Here it comes, the swelling chorus, arms in the air, dancefloor drugs
rather than dance floor dancing.
They keep the vocals mixed down low and in interviews the singing bassist Jimi Goodwin has talked about deliberately keeping the lyrics open ended and fuzzy to allow the listener to add their own interpretation. (Actually that's often the defence of the lyrically useless or the songwriter who is still scribbling while the studio clock ticks and the keyboard player is practising their drumming.)
The feeling you get from Doves songs is that they are singing about the big stuff. They sound like songs about leaving: hometowns and lovers, travelling and movement....but the thing is I think they're going for a feeling rather than a definite.
If there is a Northern quality, then it’s as much about place names in song titles (Northenden, Salford Quays, Winter Hill) as much as the way they sit geographically and sonically with
Manchester bands like Elbow and The Chameleons with their middle distance peering or Liverpool bands like Shack or The La’s with their more traditional song structures. There is a terrace feel to them too. Pounding was regularly played at Man City games and they’ve recorded a version of Blue Moon. So there is more to them than earnestness.
What lifts them up as a band is their attention to detail, with a clever mix of guitar
sounds, little tricks and treatments. The first 2 albums sound compressed
and claustrophobic. The textures are really good but while you can hear the instruments you can’t hear the air move.

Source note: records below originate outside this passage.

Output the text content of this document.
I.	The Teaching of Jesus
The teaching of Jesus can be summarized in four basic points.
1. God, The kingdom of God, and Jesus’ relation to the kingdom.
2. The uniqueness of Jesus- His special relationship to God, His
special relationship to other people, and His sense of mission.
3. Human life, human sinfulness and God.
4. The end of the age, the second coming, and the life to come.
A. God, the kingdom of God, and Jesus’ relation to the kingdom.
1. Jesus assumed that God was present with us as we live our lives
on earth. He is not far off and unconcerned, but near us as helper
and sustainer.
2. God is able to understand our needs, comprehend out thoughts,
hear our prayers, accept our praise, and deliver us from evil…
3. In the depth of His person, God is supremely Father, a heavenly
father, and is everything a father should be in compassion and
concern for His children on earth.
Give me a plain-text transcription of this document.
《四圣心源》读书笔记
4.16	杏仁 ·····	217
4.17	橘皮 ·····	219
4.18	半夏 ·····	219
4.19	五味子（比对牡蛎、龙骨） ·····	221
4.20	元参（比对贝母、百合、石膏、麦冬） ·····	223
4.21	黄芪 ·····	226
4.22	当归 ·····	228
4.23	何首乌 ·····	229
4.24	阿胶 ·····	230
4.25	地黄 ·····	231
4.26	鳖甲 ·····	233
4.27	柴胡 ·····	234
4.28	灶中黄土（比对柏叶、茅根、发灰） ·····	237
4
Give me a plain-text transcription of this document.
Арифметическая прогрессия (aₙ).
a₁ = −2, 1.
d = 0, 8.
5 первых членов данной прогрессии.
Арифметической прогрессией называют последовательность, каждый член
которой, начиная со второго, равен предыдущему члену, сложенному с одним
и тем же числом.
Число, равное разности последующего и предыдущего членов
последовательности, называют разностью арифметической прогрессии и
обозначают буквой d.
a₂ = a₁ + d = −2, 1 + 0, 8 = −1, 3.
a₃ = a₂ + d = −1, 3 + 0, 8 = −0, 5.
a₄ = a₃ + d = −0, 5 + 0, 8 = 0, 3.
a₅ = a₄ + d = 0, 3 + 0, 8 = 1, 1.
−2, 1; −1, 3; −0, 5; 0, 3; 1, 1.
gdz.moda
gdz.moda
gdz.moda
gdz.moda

You don’t hear the sound of speakers or drum skins pushing the air around them, you don’t have the sound of fingers on guitar strings or the clicks and pings of musicians making music. In fact I should hate the sound of it…but I don’t
Catch The Sun from the first album Lost Souls has a warm fuzziness and an elliptical bass line under the chorus of “Everyday it comes to this, catch the things you might have missed, You say, go back to yesterday”. It’s a line and a sound that pretty much captures what the band are about. Wistful, regretful but oddly uplifting. It’s the kind of glumness you can
live with.
Second Album The Last Broadcast contains my favourite song of theirs (and probably yours) There Goes The Fear. With the drug references of the title and the line “Think of me when you’re coming down” and a hefty 6 minute running time, it packs it all in.
There’s a U2 chukka chukka guitar sound and a really surprising moment as the delicate “There goes the fear again” vocal line descends towards the chorus. As the guitar line drops down it sounds like he’s fluffed the line, and skipped a note, but then they repeat it through the rest of the song. Which makes me warm to them as a band? Keep the mistakes.
The third album Some Cities has a drier sound and includes Black And White Town which sounds like Heatwave by Martha and the Vandellas.
These soulful leanings shouldn’t be too much of a surprise. Before reinventing themselves as Doves they were Sub Sub and released Ain’t No Love Ain’t No Use in 1993. It’s a phenomenal record. It sounds like hotpants and has earrings the size of mirror balls. It’s one of those
records that jumps out of the radio and whisks you straight out of the kitchen/garage/hole in the road and drops you in the middle of the dance floor of the best night of the best club. Still holding your washing up brush/paintbrush.
The new album Kingdom Of Rust was recorded over a fraught three years on a Cheshire farm, within ear shot of the Manchester airport and the motorway. The title track has come out as the single and while it is still obviously Doves, there are some new twists. There’s a Mariachi feel and this time round they are actually using volume. Yes the guitar solo is louder than the part that preceded it! Revolutionary and it sounds great.
It also sounds like a cross between Zager and Evans In The Year 2525 and Love. Psychedelic
Spaghetti Country and (North) Western. I’ll have some that!